Over the last few years real estate investors have been clinging to reports that shine some light on the status of the real estate market. Overall, real estate market news throughout 2012 has remained mostly positive, showing slow but steady signs of progress toward recovery.
For example, home prices are rising throughout much of the country as the previously seen steep foreclosures discounts are becoming hard to find - both indicative of real estate market recovery.
However, as with most things in life, reports can produce mixed results leaving investors and consumers confused and often weary. For example, a recent report indicates that foreclosure activity increased from September to October of this year by 3%, but annually decreased 19% when compared to October 2011.
The Good: Huge Year-Over-Year Progress
The great information acquired from the report is that in comparison to October of 2011, the number of homes repossessed by the banks declined 19% annually. This essentially means that lenders will complete around 650,000 foreclosures for 2012. Although that sounds like a huge number (and in essence it is), this is a significant decline from the 800,000 foreclosures of 2011.
Therefore, real estate market progress is occurring and is best seen when you compare the current numbers to those of 2011.
The Bad: Some Real Estate Markets are still Struggling
Although many real estate markets throughout the country are starting to make significant progress toward recovery, others continue to struggle. For example, Illinois as a whole experienced a 19% annual increase in foreclosure activity. Although some areas throughout the state such as Chicago are making progress, others are still struggling to make positive steps forward.
However, the national real estate market continues to improve and eventually states with a judicial foreclosure process will start catching up and making significant strides toward recovery as well - moving the entire nation forward.
The Not so Bad: 3% Increase in Foreclosure Activity from September to October
Although the report indicated an annual decrease in foreclosure activity, it also showed a 3% increase in foreclosure activity from September to October. This news may raise some red flags for investors who have been watching continuous trends of slow, but steady real estate market recovery throughout much of the year; however, there is no reason to be alarmed.

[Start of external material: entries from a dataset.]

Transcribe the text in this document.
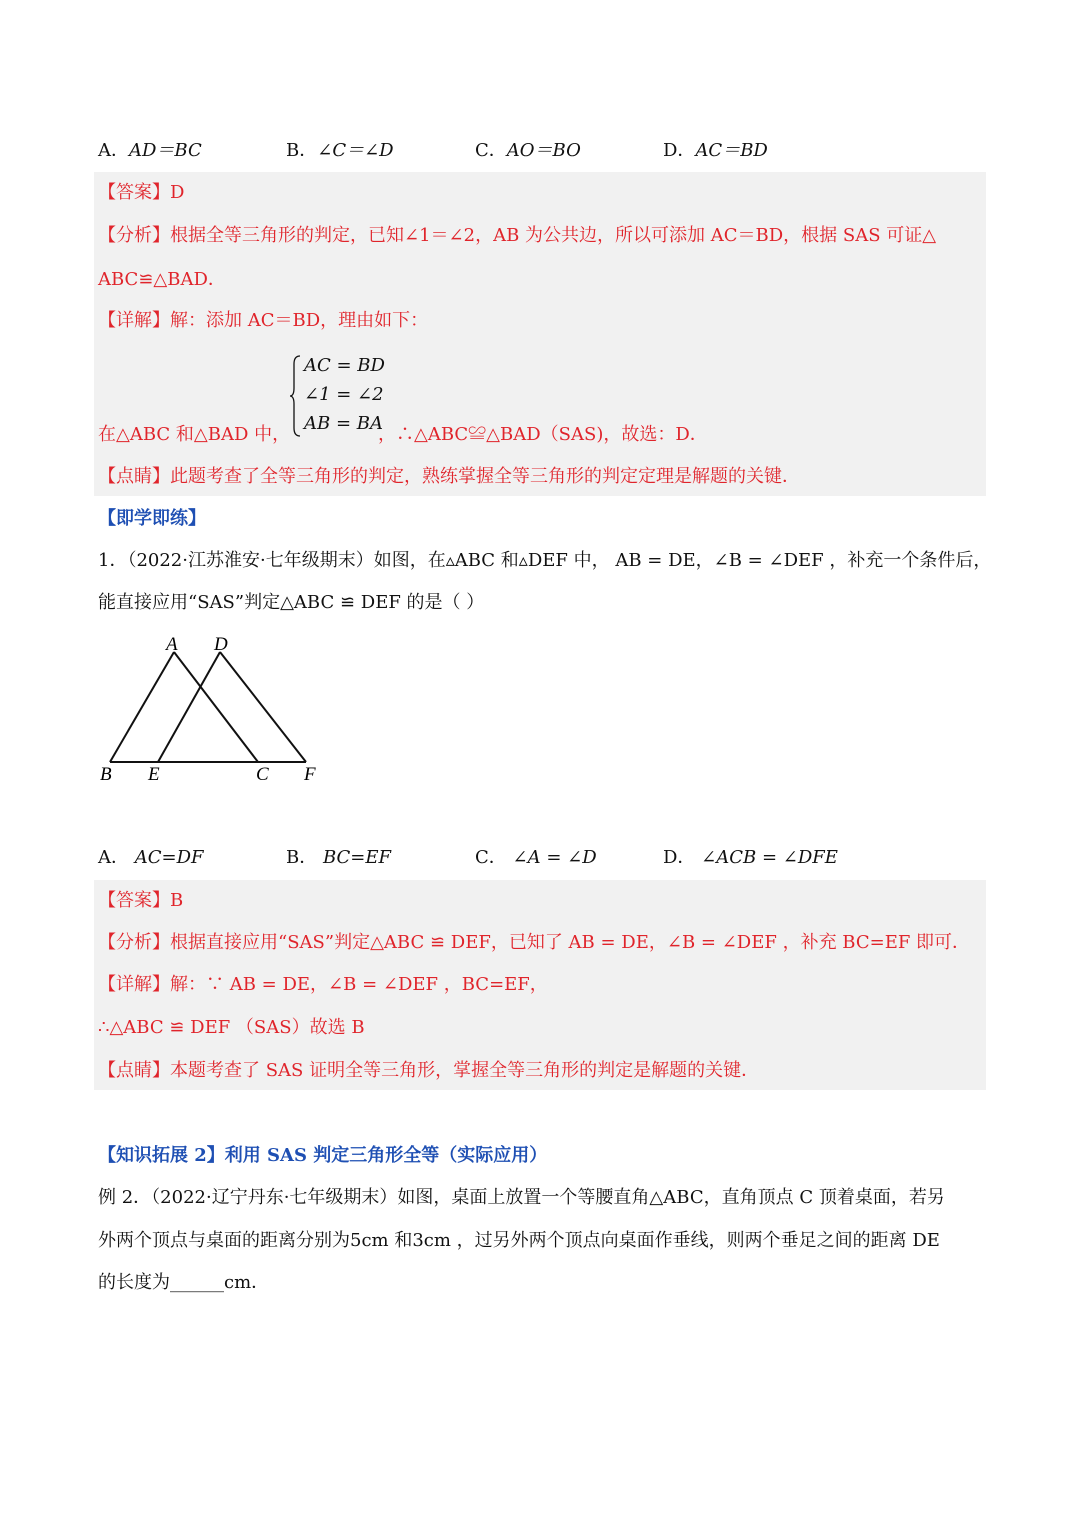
A．AD＝BC	B．∠C＝∠D	C．AO＝BO	D．AC＝BD
【答案】D
【分析】根据全等三角形的判定，已知∠1＝∠2，AB 为公共边，所以可添加 AC＝BD，根据 SAS 可证△
ABC≌△BAD．
【详解】解：添加 AC＝BD，理由如下：
AC = BD
∠1 = ∠2
AB = BA
在△ABC 和△BAD 中，	，∴△ABC≌△BAD（SAS)，故选：D．
【点睛】此题考查了全等三角形的判定，熟练掌握全等三角形的判定定理是解题的关键．
【即学即练】
1．（2022·江苏淮安·七年级期末）如图，在▵ABC 和▵DEF 中， AB = DE，∠B = ∠DEF ，补充一个条件后，
能直接应用“SAS”判定△ABC ≌ DEF 的是（ ）
A D
B E	C F
A． AC=DF	B． BC=EF	C． ∠A = ∠D	D． ∠ACB = ∠DFE
【答案】B
【分析】根据直接应用“SAS”判定△ABC ≌ DEF，已知了 AB = DE，∠B = ∠DEF ，补充 BC=EF 即可．
【详解】解：∵ AB = DE，∠B = ∠DEF ，BC=EF，
∴△ABC ≌ DEF （SAS）故选 B
【点睛】本题考查了 SAS 证明全等三角形，掌握全等三角形的判定是解题的关键．
【知识拓展 2】利用 SAS 判定三角形全等（实际应用）
例 2．（2022·辽宁丹东·七年级期末）如图，桌面上放置一个等腰直角△ABC，直角顶点 C 顶着桌面，若另
外两个顶点与桌面的距离分别为5cm 和3cm ，过另外两个顶点向桌面作垂线，则两个垂足之间的距离 DE
的长度为______cm．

At the end of the day there will be fluctuations in every market - even the real estate market. There will be some months when progress is made and others when it seems as though we are taking a few steps backwards. The great news is that when you look at the annual numbers, it is clear that progress is definitely being made and all we need is a little patience and perseverance.
Real estate market recovery is underway and although it is still questionable in some parts of the country, the market is moving forward and will continue to do so throughout the foreseeable future.